U.S. Education Secretary John B. King Jr. sent a letter this week to governors and chief state school officers urging them to end corporal punishment in schools. Corporal punishment was used on more than 110,000 students during the 2013-2014 academic year, according to the Department of Education’s Civil Rights Data Collection. It’s currently either expressly permitted or not prohibited in 22 states, and is most common in Southern states like Texas, Arkansas, Mississippi, and Alabama. A bill to ban corporal punishment on a federal level was introduced by Rep. Carolyn McCarthy in 2010, but it has yet to pass. This sets us apart from 42 other countries where such measures are illegal.
Texas, for example, defines corporal punishment as “hitting, paddling, spanking, slapping, or any other physical force used as a means of discipline.” In many states, acts of corporal punishment that are considered kosher in schools would be considered criminal assault or battery if done to another adult. Texas banned this kind of discipline in prisons back in 1941.
In his three-page letter, King argues that corporal punishment is counterproductive in education. It teaches students that “physical force is an acceptable means of solving problems, undermining efforts to promote nonviolent techniques for conflict resolution.” Studies show that corporal punishment makes children more defiant, aggressive, and oppositional and impacts their ability to learn.

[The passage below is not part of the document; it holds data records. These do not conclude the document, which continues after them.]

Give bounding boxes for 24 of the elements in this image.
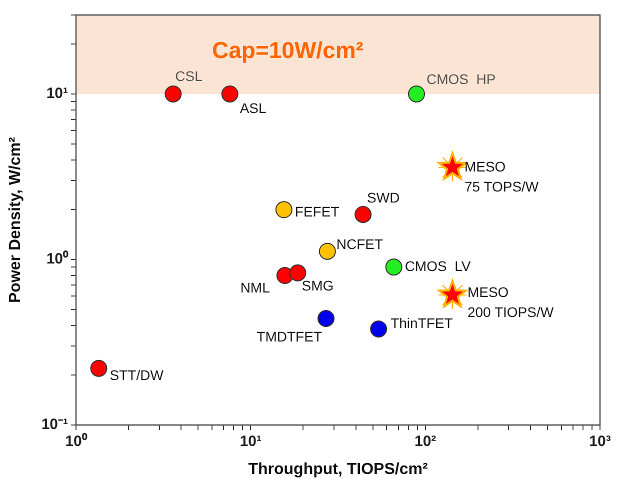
annotation: STT/DW	[110, 367, 164, 384]
y-tick-label: 10¹	[46, 85, 68, 102]
annotation: SWD	[367, 189, 400, 206]
annotation: MESO 75 TOPS/W	[464, 158, 540, 194]
annotation: NML	[240, 279, 270, 296]
band-label: Cap=10W/cm²	[212, 36, 364, 63]
y-tick-label: 10⁻¹	[41, 416, 68, 434]
annotation: NCFET	[336, 236, 384, 252]
annotation: CMOS LV	[404, 258, 472, 274]
x-tick-label: 10²	[414, 433, 436, 450]
x-tick-label: 10¹	[240, 433, 262, 450]
annotation: ASL	[240, 100, 267, 116]
annotation: ThinTFET	[390, 314, 454, 331]
annotation: CSL	[175, 68, 203, 84]
x-tick-label: 10⁰	[65, 432, 88, 450]
annotation: MESO 200 TIOPS/W	[467, 284, 554, 320]
y-tick-label: 10⁰	[46, 250, 69, 268]
annotation: FEFET	[294, 204, 340, 220]
x-tick-label: 10³	[589, 433, 611, 450]
x-axis-title: Throughput, TIOPS/cm²	[248, 460, 428, 478]
annotation: SMG	[302, 278, 334, 294]
annotation: CMOS HP	[426, 70, 496, 87]
annotation: TMDTFET	[256, 328, 322, 344]
y-axis-title: Power Density, W/cm²	[7, 137, 24, 303]
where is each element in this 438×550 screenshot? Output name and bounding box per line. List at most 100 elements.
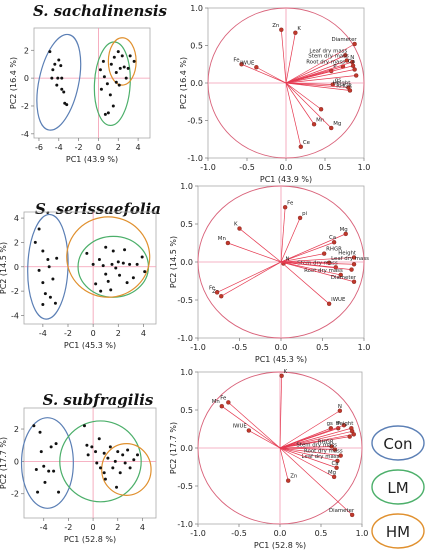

In the long run, it can lead to mental health issues and alcohol and drug abuse.
Corporal punishment is also racist and unfairly targets boys. According to data collected by the Department of Education, more than one-third of students who were subject to physical disciplinary measures during the 2013-14 school year were black. Black students only make up 16 percent of the total public school population. In states where corporal punishment is legal, black boys were 1.8 times as likely as white boys to be hit or spanked in school, and black girls were 2.9 times a likely as white girls to experience the same. Overall, boys are far more likely to be disciplined in this manner, making up 80 percent of the cases of corporal punishment in recent years. Students with disabilities also experienced higher rates than those without.
This letter was likely long in the works before Donald Trump’s victory and subsequent decision to stock his cabinet with racists like Jeff Sessions. King’s actions and words were, therefore, probably not designed as a Hail Mary to do as much good as possible before it’s too late, but a prelapsarian move that seemed both just and inevitable. Like so many of our other hopes and dreams for a more equitable nation, the optimism behind King’s letter no longer seems justified. It’s suddenly become much harder to imagine the white working class, newly empowered, being open-minded to ending a practice that many view as a an important and effective tradition.
Still, there’s some hope. A number of institutions with a reputation for taking a hard line on discipline have banned corporal punishment, including the Department of Defense-run schools and most juvenile detention facilities. Also, the practice seems to be slowly disappearing on its own. The number of children who experienced corporal punishment during the 2011-12 school year was 163,333, considerably higher than the 109,000 only two years later. And parents, both wealthy and poor, are turning away from spanking as a disciplinary measure in their own homes as well. The potential influence of Secretary King’s letter may be compromised by our new political reality, but fortunately it seems as though he’s got decades of momentum on his side.